Diaspora, a tool of imperialism
Specifically not only to Romania but to the entire Eastern European space, is the
reactionary character of the so-called "Diaspora". From the 90s to the present, in
Romania, emigrated 4-5 million people as a result of the recolonization of the country and
the economic destruction that accompanied it. The result of recolonization was to provide
a cheap labor pool for Western capitalists either in Romania directly or in Western
countries as a result of migration. The only ones to win were the capitalists. This has
happened throughout Eastern Europe. Millions of Romanians emigrated because they died of
hunger, and thus became a cheap and precarious labor force in Western Europe and beyond.
They have arrived there to do the worst-paid and most unpleasant work, the effect being
that the labor price of those countries has also fallen, the workers there suddenly have
competition from desperate people to work on wages as small as possible. A dream situation
for capitalists. Not these are diaspora. Diaspora are those privileged "expats" in the
countries they reached. They are students at Western European universities, they are
people with well-paid professions, they are people who through a favorable conjuncture
have become small bourgeois through those countries and who have so lulled the bourgeois
soles that they have come to believe that they are part of of their own physiognomy, and
of course there are some proletarians who have both anti-Communism in their head that they
have come to identify with their masters and shout against communism and their own
interests. But they are not the majority of those who were forced to emigrate. They are a
reactionary minority, an anti-communist extension, imperialist, imperialist, small
bourgeoisie and middle-class middle class. They are the ones who threaten their parents
and grandparents in the country that if they do not vote with Iohannis in 2014 they will
not send them money to survive, they are the ones who hate the elders because they lived
under another regime and they are not enough capitalists. They are those who in America
and Canada create associations of anti-Communist Romanians and organize libraries and
legionary spaces. "Diaspora" has been and is being used by American imperialist
monstrosity to destabilize and change regimes in Eastern Europe. The Romanian workers on
the Sicilian farms exploited and raped are not diaspora. Romanian workers held in slavery
through different countries, or forced to work and non-paid, are not diaspora. They would
not have the time and energy to travel hundreds of miles to vote in 2014. They would most
likely have been indifferent to those elections. Diaspora is what we see at PROTV and
Romania I Love You when we present young and successful Romanians through Sillicon Valley
or members of any privileged class through the West. Those are the people who make us
"honor" that we must "pride" on. The diaspora is that washed-out image of Romania, a
racist and colonial picture. Diaspora was the one who continued the Orange Revolution in
2009, which turned Basescu's vote back. The Diaspora is the one who, when he comes to take
his country back, puts everyone in a cure of ultra-capitalism. They're leaving, we stay.

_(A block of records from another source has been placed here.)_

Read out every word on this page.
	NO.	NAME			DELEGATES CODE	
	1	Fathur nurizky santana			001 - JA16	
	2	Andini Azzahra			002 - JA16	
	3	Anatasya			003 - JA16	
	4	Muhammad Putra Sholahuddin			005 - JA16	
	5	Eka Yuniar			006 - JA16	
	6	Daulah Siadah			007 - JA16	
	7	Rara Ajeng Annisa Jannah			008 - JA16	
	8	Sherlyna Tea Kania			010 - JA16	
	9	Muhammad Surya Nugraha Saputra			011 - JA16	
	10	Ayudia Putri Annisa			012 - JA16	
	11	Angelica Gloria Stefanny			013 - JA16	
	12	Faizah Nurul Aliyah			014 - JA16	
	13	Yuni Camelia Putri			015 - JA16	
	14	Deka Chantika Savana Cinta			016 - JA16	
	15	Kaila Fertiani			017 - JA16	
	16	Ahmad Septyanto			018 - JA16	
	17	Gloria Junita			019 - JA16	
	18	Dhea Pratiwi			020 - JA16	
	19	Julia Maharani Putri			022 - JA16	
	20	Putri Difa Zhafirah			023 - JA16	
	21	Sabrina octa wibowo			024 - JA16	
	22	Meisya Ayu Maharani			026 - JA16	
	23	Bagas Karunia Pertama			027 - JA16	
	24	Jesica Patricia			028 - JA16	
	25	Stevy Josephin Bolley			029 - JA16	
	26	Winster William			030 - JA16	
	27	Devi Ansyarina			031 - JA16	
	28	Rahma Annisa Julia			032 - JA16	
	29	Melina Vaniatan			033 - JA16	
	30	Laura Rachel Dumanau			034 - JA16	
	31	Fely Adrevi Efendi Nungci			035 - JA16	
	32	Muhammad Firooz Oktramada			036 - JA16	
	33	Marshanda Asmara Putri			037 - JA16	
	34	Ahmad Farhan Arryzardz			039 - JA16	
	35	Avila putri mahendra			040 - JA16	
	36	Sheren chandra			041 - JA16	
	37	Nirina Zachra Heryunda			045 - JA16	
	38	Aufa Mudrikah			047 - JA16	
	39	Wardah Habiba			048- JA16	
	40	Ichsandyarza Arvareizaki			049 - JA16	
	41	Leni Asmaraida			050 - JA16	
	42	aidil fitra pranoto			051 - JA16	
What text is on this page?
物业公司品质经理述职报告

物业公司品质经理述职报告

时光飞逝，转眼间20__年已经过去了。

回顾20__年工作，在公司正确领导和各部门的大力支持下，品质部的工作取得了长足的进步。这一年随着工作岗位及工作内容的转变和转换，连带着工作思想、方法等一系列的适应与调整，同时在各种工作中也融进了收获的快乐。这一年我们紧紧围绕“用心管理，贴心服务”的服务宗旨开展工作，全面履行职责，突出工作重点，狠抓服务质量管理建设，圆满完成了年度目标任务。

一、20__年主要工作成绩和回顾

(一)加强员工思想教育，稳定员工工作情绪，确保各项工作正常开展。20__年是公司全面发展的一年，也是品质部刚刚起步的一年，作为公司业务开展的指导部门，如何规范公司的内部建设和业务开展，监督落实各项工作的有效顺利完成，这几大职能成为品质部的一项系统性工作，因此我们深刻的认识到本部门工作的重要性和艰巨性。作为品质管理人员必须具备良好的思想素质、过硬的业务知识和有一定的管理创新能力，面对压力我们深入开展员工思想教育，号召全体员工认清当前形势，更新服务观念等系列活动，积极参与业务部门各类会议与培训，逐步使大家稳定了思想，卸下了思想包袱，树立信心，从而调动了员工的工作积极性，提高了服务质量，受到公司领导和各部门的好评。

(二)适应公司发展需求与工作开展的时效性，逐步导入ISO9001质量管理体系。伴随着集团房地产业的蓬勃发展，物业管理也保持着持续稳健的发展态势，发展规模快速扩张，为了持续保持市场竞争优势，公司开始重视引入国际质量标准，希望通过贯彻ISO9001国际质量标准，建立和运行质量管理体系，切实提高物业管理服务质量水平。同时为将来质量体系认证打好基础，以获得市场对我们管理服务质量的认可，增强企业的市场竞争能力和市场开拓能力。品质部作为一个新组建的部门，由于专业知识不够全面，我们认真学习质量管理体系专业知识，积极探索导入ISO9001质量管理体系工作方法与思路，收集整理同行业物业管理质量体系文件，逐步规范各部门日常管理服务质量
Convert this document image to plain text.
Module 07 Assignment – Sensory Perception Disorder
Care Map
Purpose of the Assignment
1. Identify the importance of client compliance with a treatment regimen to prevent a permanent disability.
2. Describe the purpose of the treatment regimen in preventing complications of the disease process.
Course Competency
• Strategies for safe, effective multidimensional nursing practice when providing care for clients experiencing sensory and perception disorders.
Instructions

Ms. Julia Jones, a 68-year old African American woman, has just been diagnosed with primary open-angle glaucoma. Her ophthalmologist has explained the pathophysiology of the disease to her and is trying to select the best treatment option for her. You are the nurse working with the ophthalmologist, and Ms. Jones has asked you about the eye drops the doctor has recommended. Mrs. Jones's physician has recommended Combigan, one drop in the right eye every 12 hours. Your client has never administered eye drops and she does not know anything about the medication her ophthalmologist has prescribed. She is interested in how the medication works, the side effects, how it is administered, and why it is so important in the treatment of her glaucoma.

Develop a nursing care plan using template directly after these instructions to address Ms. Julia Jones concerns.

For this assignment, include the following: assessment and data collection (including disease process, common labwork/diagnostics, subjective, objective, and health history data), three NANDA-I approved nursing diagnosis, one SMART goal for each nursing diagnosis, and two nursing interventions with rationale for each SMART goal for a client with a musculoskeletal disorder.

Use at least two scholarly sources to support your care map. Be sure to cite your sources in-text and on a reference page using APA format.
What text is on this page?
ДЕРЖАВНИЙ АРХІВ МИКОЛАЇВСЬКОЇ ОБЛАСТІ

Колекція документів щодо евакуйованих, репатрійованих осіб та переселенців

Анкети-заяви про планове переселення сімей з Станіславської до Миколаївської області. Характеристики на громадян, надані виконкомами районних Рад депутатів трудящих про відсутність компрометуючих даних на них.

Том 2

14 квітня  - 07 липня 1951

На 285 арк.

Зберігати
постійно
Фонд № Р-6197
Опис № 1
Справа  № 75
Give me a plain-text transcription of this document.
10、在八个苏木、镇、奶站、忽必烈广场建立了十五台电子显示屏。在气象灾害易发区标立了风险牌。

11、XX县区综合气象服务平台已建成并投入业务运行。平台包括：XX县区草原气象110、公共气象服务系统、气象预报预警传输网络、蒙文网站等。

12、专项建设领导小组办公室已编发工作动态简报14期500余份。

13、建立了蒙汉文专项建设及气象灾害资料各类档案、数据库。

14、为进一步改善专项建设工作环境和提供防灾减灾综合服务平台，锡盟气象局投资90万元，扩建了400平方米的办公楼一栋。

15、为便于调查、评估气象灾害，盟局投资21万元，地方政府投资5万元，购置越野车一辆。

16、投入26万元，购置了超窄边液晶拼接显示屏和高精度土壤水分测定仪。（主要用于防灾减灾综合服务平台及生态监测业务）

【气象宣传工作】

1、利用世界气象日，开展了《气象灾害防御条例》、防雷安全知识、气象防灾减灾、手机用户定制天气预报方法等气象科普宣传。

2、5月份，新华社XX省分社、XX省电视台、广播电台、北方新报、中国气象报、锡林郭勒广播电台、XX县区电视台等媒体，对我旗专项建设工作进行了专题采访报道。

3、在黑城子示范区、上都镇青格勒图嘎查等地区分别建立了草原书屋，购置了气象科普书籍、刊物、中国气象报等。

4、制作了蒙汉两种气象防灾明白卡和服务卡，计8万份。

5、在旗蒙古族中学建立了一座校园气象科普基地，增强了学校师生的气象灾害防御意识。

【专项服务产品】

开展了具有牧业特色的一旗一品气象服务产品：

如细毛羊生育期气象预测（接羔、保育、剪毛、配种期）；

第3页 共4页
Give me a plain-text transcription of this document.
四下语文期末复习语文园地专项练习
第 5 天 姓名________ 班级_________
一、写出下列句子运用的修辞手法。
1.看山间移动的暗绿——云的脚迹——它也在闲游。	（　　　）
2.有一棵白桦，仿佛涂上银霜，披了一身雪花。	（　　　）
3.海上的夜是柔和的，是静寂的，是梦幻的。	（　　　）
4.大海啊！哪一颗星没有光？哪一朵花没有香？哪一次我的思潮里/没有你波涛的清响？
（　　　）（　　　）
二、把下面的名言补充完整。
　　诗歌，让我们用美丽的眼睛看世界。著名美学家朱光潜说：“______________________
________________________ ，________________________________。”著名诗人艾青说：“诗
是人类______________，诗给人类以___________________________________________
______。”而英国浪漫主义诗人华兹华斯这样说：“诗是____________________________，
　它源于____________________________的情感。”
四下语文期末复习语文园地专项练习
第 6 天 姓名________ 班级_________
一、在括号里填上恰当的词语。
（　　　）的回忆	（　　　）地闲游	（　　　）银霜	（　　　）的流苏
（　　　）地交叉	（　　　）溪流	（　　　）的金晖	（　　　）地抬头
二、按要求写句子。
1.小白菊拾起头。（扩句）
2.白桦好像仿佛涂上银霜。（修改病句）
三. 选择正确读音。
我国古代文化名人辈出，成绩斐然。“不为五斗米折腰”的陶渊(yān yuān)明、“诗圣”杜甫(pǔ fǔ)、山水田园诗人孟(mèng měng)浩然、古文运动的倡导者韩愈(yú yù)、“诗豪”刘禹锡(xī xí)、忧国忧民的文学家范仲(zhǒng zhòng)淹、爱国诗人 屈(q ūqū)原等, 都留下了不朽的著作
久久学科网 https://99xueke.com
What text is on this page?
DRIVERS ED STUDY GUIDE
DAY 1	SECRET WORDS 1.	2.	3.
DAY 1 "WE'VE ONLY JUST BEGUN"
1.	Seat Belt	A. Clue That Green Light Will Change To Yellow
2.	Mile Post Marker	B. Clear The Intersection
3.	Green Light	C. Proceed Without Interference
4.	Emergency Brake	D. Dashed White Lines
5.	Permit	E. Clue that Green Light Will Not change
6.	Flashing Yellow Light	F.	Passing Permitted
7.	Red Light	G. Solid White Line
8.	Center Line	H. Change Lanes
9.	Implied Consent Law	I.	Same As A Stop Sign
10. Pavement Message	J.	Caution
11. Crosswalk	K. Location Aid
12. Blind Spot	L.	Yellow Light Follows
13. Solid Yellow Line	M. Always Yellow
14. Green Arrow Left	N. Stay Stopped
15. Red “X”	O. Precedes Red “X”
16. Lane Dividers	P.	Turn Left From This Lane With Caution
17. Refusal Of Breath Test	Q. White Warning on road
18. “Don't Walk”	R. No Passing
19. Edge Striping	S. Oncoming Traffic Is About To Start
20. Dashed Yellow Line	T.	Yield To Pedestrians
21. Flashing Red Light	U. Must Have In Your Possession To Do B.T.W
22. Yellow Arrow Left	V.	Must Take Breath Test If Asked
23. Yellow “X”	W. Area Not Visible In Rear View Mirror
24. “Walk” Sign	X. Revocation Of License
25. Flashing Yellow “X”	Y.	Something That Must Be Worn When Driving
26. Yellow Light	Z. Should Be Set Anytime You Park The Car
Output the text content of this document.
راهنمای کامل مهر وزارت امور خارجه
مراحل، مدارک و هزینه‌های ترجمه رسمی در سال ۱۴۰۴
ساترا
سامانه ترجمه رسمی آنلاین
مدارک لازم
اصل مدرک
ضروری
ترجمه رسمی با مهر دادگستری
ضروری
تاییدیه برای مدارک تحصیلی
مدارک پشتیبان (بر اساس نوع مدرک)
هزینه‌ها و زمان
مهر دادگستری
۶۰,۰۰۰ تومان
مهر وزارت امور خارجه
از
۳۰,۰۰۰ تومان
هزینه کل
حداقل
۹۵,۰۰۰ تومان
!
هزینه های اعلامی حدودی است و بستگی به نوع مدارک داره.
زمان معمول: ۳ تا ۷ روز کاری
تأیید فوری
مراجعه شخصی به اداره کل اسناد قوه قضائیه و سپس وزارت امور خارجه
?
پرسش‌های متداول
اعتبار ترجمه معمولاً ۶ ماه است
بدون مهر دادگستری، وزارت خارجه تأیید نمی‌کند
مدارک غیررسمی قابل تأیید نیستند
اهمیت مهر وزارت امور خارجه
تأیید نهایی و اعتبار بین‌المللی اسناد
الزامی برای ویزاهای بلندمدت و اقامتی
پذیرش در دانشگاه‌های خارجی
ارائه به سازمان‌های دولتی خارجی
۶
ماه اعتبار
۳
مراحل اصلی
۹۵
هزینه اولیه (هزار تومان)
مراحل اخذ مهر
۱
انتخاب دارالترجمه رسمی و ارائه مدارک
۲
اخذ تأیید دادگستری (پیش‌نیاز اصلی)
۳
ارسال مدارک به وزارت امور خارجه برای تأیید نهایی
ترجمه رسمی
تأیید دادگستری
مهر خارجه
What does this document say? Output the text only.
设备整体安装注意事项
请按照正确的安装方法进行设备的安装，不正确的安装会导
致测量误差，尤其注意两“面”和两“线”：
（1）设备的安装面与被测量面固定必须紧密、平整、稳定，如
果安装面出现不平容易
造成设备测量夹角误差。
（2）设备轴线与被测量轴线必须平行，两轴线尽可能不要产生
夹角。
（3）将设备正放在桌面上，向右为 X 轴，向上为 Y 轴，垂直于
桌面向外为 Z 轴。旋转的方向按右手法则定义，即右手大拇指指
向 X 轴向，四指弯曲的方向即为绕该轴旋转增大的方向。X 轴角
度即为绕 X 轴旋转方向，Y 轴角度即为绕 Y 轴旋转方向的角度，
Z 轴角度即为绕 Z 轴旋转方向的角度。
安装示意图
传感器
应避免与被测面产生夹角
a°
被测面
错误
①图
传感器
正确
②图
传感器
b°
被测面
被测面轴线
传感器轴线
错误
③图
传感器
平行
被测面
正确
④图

And we suffer. Where was the diaspora in 2010 when the Basescu-Boc government cut and
hung, and the consequences were catastrophic for the working and poor population of the
country. Where was Diaspora in 2012 when people revolted against the class war conducted
by the international bourgeois institutions against the Romanian proletariat? Diaspora is
a tool of reaction, an extension of pro-Western, anti-communist, pro-American fascism
whose manifestations we see these days. Diaspora also played an important role in the
fascist Ukrainian coup. pro-American whose manifestations we see these days. Diaspora also
played an important role in the fascist Ukrainian coup. pro-American whose manifestations
we see these days. Diaspora also played an important role in the fascist Ukrainian coup.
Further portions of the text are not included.